The title character, the monster of salty river, “which by the way is a literal translation of the river near their hometown, is a ‘tlilcoatl’ … basically a giant snake, like the size of a couple school buses put together, in the wild, and it can breathe with the force of a hurricane. It can shoot itself across the sky with the force of a bullet.”

Other creatures include “ahuizotls” or wild dogs that have a long tail with a monkey’s paw at the end.

“An ahuizotl will sit in the dark near the river and whimper like it needs help, and if you go to it, it will grab you and pull you down underwater, and when you encounter one, well, for that you need to read the book,” Garcia said.

Garcia is no stranger to monsters, heroes and superheroes.

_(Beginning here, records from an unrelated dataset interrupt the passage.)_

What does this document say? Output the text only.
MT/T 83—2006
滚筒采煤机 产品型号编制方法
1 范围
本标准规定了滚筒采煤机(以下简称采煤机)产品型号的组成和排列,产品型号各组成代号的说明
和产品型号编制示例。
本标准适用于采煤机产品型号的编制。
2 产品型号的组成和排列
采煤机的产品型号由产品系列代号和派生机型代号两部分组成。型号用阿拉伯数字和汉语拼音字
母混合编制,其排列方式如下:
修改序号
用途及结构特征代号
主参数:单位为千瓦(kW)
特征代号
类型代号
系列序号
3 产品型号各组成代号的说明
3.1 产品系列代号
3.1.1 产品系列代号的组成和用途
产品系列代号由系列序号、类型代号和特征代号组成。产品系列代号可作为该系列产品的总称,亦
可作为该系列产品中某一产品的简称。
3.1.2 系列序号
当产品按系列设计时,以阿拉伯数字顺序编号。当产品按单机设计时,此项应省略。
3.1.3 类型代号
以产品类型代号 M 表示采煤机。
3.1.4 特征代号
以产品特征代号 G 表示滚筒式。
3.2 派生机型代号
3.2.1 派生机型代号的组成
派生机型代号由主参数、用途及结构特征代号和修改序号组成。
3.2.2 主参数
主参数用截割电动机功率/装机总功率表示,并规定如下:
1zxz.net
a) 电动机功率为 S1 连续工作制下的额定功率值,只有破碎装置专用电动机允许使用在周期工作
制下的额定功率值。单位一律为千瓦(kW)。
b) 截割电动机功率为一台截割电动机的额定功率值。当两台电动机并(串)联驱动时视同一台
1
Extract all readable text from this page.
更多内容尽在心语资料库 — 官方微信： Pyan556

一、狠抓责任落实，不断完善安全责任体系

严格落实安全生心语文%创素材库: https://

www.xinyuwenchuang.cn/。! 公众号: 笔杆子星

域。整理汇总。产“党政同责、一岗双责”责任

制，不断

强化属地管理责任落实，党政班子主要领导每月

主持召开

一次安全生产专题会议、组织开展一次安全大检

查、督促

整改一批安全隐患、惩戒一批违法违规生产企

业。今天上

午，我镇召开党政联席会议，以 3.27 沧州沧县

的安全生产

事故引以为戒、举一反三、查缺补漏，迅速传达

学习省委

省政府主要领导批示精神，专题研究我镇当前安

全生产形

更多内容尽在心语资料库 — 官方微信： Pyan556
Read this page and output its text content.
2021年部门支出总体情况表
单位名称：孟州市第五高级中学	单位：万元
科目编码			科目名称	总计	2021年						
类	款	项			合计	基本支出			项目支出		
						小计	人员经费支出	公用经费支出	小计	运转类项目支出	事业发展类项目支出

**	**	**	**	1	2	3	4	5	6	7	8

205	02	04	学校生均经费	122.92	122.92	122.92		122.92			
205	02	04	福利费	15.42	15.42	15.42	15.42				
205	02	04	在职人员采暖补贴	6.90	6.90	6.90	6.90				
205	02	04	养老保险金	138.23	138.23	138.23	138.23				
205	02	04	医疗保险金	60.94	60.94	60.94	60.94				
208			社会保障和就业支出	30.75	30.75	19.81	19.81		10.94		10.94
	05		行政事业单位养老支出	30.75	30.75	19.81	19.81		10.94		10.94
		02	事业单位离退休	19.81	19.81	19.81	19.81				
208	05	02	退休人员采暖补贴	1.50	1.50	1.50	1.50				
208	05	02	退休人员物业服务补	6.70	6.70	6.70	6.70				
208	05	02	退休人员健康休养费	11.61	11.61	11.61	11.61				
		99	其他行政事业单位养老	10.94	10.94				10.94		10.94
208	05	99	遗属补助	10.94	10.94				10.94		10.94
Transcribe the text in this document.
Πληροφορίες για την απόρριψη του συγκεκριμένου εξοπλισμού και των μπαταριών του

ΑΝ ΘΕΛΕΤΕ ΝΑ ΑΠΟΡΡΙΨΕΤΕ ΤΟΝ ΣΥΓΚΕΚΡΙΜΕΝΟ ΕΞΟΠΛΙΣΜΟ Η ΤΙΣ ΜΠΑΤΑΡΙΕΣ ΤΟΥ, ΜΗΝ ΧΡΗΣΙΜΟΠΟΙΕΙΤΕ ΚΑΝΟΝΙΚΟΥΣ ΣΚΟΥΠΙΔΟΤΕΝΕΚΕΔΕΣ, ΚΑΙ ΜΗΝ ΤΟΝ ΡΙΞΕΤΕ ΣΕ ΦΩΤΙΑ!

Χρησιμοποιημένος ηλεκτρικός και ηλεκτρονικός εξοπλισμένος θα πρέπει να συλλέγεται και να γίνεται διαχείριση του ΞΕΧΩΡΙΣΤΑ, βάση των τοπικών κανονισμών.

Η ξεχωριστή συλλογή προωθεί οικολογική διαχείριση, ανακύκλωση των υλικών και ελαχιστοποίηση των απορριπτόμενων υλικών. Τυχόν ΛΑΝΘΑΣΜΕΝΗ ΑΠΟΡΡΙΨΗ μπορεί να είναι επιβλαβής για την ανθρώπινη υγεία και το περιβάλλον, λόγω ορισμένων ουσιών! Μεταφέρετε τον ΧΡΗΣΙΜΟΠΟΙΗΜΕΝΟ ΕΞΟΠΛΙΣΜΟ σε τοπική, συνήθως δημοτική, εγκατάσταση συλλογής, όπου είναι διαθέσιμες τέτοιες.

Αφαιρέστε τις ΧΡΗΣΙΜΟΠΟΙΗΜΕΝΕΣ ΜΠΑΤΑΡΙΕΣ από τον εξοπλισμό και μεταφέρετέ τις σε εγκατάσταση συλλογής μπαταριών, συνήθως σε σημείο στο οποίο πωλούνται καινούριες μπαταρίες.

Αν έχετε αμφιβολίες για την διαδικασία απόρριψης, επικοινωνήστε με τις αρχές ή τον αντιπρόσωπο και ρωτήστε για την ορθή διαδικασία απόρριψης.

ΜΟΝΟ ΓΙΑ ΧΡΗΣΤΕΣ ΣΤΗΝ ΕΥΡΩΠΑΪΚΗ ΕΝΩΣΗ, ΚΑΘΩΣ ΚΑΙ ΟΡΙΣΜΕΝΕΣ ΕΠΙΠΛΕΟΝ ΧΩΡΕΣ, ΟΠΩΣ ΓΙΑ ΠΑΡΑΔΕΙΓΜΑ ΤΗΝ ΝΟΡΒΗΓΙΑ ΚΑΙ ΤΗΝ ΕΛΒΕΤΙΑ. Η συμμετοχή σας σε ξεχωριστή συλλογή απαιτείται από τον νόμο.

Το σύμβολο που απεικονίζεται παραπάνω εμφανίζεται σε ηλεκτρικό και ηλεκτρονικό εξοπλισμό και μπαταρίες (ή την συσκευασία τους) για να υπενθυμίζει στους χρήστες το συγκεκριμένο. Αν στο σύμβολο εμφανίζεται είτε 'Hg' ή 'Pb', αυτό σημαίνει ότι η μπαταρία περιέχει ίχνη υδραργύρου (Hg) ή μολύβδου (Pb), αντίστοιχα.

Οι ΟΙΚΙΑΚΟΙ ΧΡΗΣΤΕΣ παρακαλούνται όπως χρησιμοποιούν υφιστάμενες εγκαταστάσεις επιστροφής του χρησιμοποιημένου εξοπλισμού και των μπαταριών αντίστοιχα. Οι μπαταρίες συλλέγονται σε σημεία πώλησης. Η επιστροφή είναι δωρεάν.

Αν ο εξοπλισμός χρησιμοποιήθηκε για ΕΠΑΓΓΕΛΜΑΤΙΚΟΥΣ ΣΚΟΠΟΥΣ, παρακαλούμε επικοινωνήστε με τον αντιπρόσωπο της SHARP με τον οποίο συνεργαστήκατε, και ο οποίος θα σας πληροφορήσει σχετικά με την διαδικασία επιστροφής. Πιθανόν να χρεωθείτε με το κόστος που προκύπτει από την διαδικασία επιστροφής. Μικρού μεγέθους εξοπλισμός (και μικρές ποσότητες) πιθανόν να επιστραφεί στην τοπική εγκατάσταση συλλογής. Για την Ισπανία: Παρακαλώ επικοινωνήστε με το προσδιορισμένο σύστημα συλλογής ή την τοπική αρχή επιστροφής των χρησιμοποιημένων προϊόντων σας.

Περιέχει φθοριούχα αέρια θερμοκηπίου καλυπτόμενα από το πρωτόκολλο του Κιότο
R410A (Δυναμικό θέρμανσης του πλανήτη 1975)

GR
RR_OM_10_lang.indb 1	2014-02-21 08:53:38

For 10 years as a side gig, he helped write the official handbook of the Marvel universe

“There were eight to 15 of us at any given time. Every person on the official handbook team could be anywhere in the world, and we all had varied day jobs. The head writer for our department during that time was the head of veterinary medicine for (a university in) north Florida. So that means for 10 years I was basically paid to read comic books, and I could occasionally write in the voice of characters, but for the most part I was writing prose about comic book characters for Marvel,” he said.

Garcia’s day job is professional educator.

For the past seven years he has taught at the Liberal Arts and Sciences Academy in Austin, one of the top academic schools in Texas.

Before that he taught at Porter Early College High School for nine years, and before that he was a features writer at The Brownsville Herald.

All the while, he’s also been a freelance writer. He recently self-published a comic book called “Teoatl,” which takes place before Mexico City’s founding and relies on the excellent records kept by the Aztec empire.